Qui è tutta una questione di potere politico ragazzi, e il Milan in questo senso è stato estromesso, detronizzato.

Cominciatevi a chiedervi il perché salvo rari casi noi dobbiamo sempre pagare tutti i giocatori a cifre considerevoli mentre per i nostri offrono due casse di Ceres. A noi le offerte salva bilancio, che ti fanno respirare, non arrivano mai, da nessuno.

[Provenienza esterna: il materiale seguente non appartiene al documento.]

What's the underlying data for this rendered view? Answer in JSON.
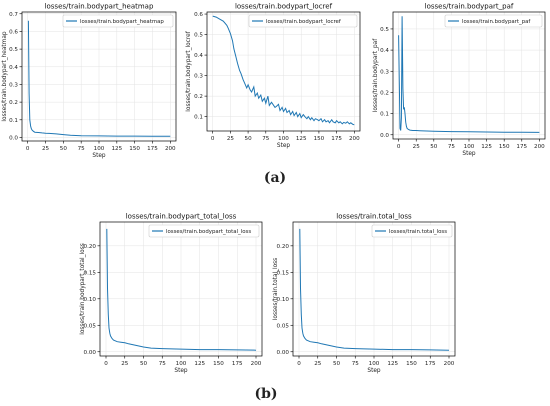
{
  "captions": {
    "a": "(a)",
    "b": "(b)"
  },
  "chart_data": [
    {
      "type": "line",
      "title": "losses/train.bodypart_heatmap",
      "xlabel": "Step",
      "ylabel": "losses/train.bodypart_heatmap",
      "xlim": [
        -8,
        208
      ],
      "ylim": [
        -0.02,
        0.71
      ],
      "xticks": [
        0,
        25,
        50,
        75,
        100,
        125,
        150,
        175,
        200
      ],
      "yticks": [
        0.0,
        0.1,
        0.2,
        0.3,
        0.4,
        0.5,
        0.6,
        0.7
      ],
      "ytick_labels": [
        "0.0",
        "0.1",
        "0.2",
        "0.3",
        "0.4",
        "0.5",
        "0.6",
        "0.7"
      ],
      "grid": true,
      "legend_position": "top-right",
      "series": [
        {
          "name": "losses/train.bodypart_heatmap",
          "color": "#1f77b4",
          "x": [
            1,
            2,
            3,
            4,
            5,
            6,
            8,
            10,
            15,
            20,
            25,
            30,
            40,
            50,
            60,
            75,
            100,
            125,
            150,
            175,
            200
          ],
          "y": [
            0.66,
            0.25,
            0.1,
            0.065,
            0.05,
            0.042,
            0.035,
            0.03,
            0.028,
            0.026,
            0.024,
            0.023,
            0.02,
            0.016,
            0.012,
            0.01,
            0.009,
            0.008,
            0.008,
            0.007,
            0.007
          ]
        }
      ]
    },
    {
      "type": "line",
      "title": "losses/train.bodypart_locref",
      "xlabel": "Step",
      "ylabel": "losses/train.bodypart_locref",
      "xlim": [
        -8,
        208
      ],
      "ylim": [
        0.03,
        0.61
      ],
      "xticks": [
        0,
        25,
        50,
        75,
        100,
        125,
        150,
        175,
        200
      ],
      "yticks": [
        0.1,
        0.2,
        0.3,
        0.4,
        0.5,
        0.6
      ],
      "ytick_labels": [
        "0.1",
        "0.2",
        "0.3",
        "0.4",
        "0.5",
        "0.6"
      ],
      "grid": true,
      "legend_position": "top-right",
      "series": [
        {
          "name": "losses/train.bodypart_locref",
          "color": "#1f77b4",
          "x": [
            0,
            5,
            10,
            15,
            20,
            22,
            25,
            28,
            30,
            33,
            35,
            38,
            40,
            43,
            45,
            48,
            50,
            53,
            55,
            58,
            60,
            63,
            65,
            68,
            70,
            73,
            75,
            78,
            80,
            83,
            85,
            88,
            90,
            93,
            95,
            98,
            100,
            103,
            105,
            108,
            110,
            113,
            115,
            118,
            120,
            123,
            125,
            128,
            130,
            133,
            135,
            138,
            140,
            143,
            145,
            148,
            150,
            153,
            155,
            158,
            160,
            163,
            165,
            168,
            170,
            173,
            175,
            178,
            180,
            183,
            185,
            188,
            190,
            193,
            195,
            198,
            200
          ],
          "y": [
            0.59,
            0.585,
            0.575,
            0.565,
            0.545,
            0.53,
            0.505,
            0.47,
            0.43,
            0.39,
            0.36,
            0.325,
            0.31,
            0.28,
            0.265,
            0.24,
            0.255,
            0.23,
            0.22,
            0.245,
            0.2,
            0.215,
            0.19,
            0.205,
            0.175,
            0.19,
            0.165,
            0.2,
            0.155,
            0.17,
            0.16,
            0.145,
            0.15,
            0.16,
            0.13,
            0.145,
            0.125,
            0.14,
            0.12,
            0.13,
            0.11,
            0.125,
            0.105,
            0.12,
            0.1,
            0.115,
            0.095,
            0.11,
            0.1,
            0.09,
            0.1,
            0.085,
            0.095,
            0.08,
            0.09,
            0.085,
            0.08,
            0.09,
            0.075,
            0.085,
            0.075,
            0.08,
            0.07,
            0.085,
            0.075,
            0.07,
            0.08,
            0.07,
            0.075,
            0.065,
            0.072,
            0.068,
            0.075,
            0.065,
            0.07,
            0.062,
            0.06
          ]
        }
      ]
    },
    {
      "type": "line",
      "title": "losses/train.bodypart_paf",
      "xlabel": "Step",
      "ylabel": "losses/train.bodypart_paf",
      "xlim": [
        -8,
        208
      ],
      "ylim": [
        -0.02,
        0.58
      ],
      "xticks": [
        0,
        25,
        50,
        75,
        100,
        125,
        150,
        175,
        200
      ],
      "yticks": [
        0.0,
        0.1,
        0.2,
        0.3,
        0.4,
        0.5
      ],
      "ytick_labels": [
        "0.0",
        "0.1",
        "0.2",
        "0.3",
        "0.4",
        "0.5"
      ],
      "grid": true,
      "legend_position": "top-right",
      "series": [
        {
          "name": "losses/train.bodypart_paf",
          "color": "#1f77b4",
          "x": [
            0,
            1,
            2,
            3,
            4,
            5,
            6,
            7,
            8,
            9,
            10,
            11,
            12,
            14,
            16,
            20,
            25,
            30,
            40,
            50,
            75,
            100,
            125,
            150,
            175,
            200
          ],
          "y": [
            0.47,
            0.25,
            0.03,
            0.02,
            0.08,
            0.56,
            0.22,
            0.12,
            0.13,
            0.1,
            0.06,
            0.04,
            0.03,
            0.025,
            0.022,
            0.02,
            0.02,
            0.019,
            0.018,
            0.017,
            0.015,
            0.014,
            0.013,
            0.012,
            0.012,
            0.011
          ]
        }
      ]
    },
    {
      "type": "line",
      "title": "losses/train.bodypart_total_loss",
      "xlabel": "Step",
      "ylabel": "losses/train.bodypart_total_loss",
      "xlim": [
        -8,
        208
      ],
      "ylim": [
        -0.008,
        0.245
      ],
      "xticks": [
        0,
        25,
        50,
        75,
        100,
        125,
        150,
        175,
        200
      ],
      "yticks": [
        0.0,
        0.05,
        0.1,
        0.15,
        0.2
      ],
      "ytick_labels": [
        "0.00",
        "0.05",
        "0.10",
        "0.15",
        "0.20"
      ],
      "grid": true,
      "legend_position": "top-right",
      "series": [
        {
          "name": "losses/train.bodypart_total_loss",
          "color": "#1f77b4",
          "x": [
            1,
            2,
            3,
            4,
            5,
            6,
            8,
            10,
            15,
            20,
            25,
            30,
            40,
            50,
            60,
            75,
            100,
            125,
            150,
            175,
            200
          ],
          "y": [
            0.232,
            0.12,
            0.07,
            0.045,
            0.035,
            0.03,
            0.025,
            0.022,
            0.019,
            0.018,
            0.017,
            0.015,
            0.012,
            0.009,
            0.007,
            0.006,
            0.005,
            0.004,
            0.004,
            0.0035,
            0.003
          ]
        }
      ]
    },
    {
      "type": "line",
      "title": "losses/train.total_loss",
      "xlabel": "Step",
      "ylabel": "losses/train.total_loss",
      "xlim": [
        -8,
        208
      ],
      "ylim": [
        -0.008,
        0.245
      ],
      "xticks": [
        0,
        25,
        50,
        75,
        100,
        125,
        150,
        175,
        200
      ],
      "yticks": [
        0.0,
        0.05,
        0.1,
        0.15,
        0.2
      ],
      "ytick_labels": [
        "0.00",
        "0.05",
        "0.10",
        "0.15",
        "0.20"
      ],
      "grid": true,
      "legend_position": "top-right",
      "series": [
        {
          "name": "losses/train.total_loss",
          "color": "#1f77b4",
          "x": [
            1,
            2,
            3,
            4,
            5,
            6,
            8,
            10,
            15,
            20,
            25,
            30,
            40,
            50,
            60,
            75,
            100,
            125,
            150,
            175,
            200
          ],
          "y": [
            0.232,
            0.12,
            0.07,
            0.045,
            0.035,
            0.03,
            0.025,
            0.022,
            0.019,
            0.018,
            0.017,
            0.015,
            0.012,
            0.009,
            0.007,
            0.006,
            0.005,
            0.004,
            0.004,
            0.0035,
            0.003
          ]
        }
      ]
    }
  ]
}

Qualcuno si chieda il perché.

Risale tutto a quanto ci è stato fatto da Berlusconi, con l’apice della farsa del closing 2017. Ci ha distrutti, privati di qualsiasi valore tecnico ed economico, ha portato una squadra che nel 2005 era terza nella classifica dei fatturati, pochissimo distante da United e Real Madrid, a fatturare quanto uno Schalke04 qualsiasi e poi, per completare l’opera, il closing, col quale ha fatto rientro di capitali, cosa che sanno ormai tutti (ma non è provabile, purtroppo), distruggendoci del tutto.

E attenzione, adesso siamo in ripresa tecnicamente, ma a livello politico, di potere, contiamo meno dell’Atalanta di Percassi, che ha saputo slinguare gli ani giusti.


----------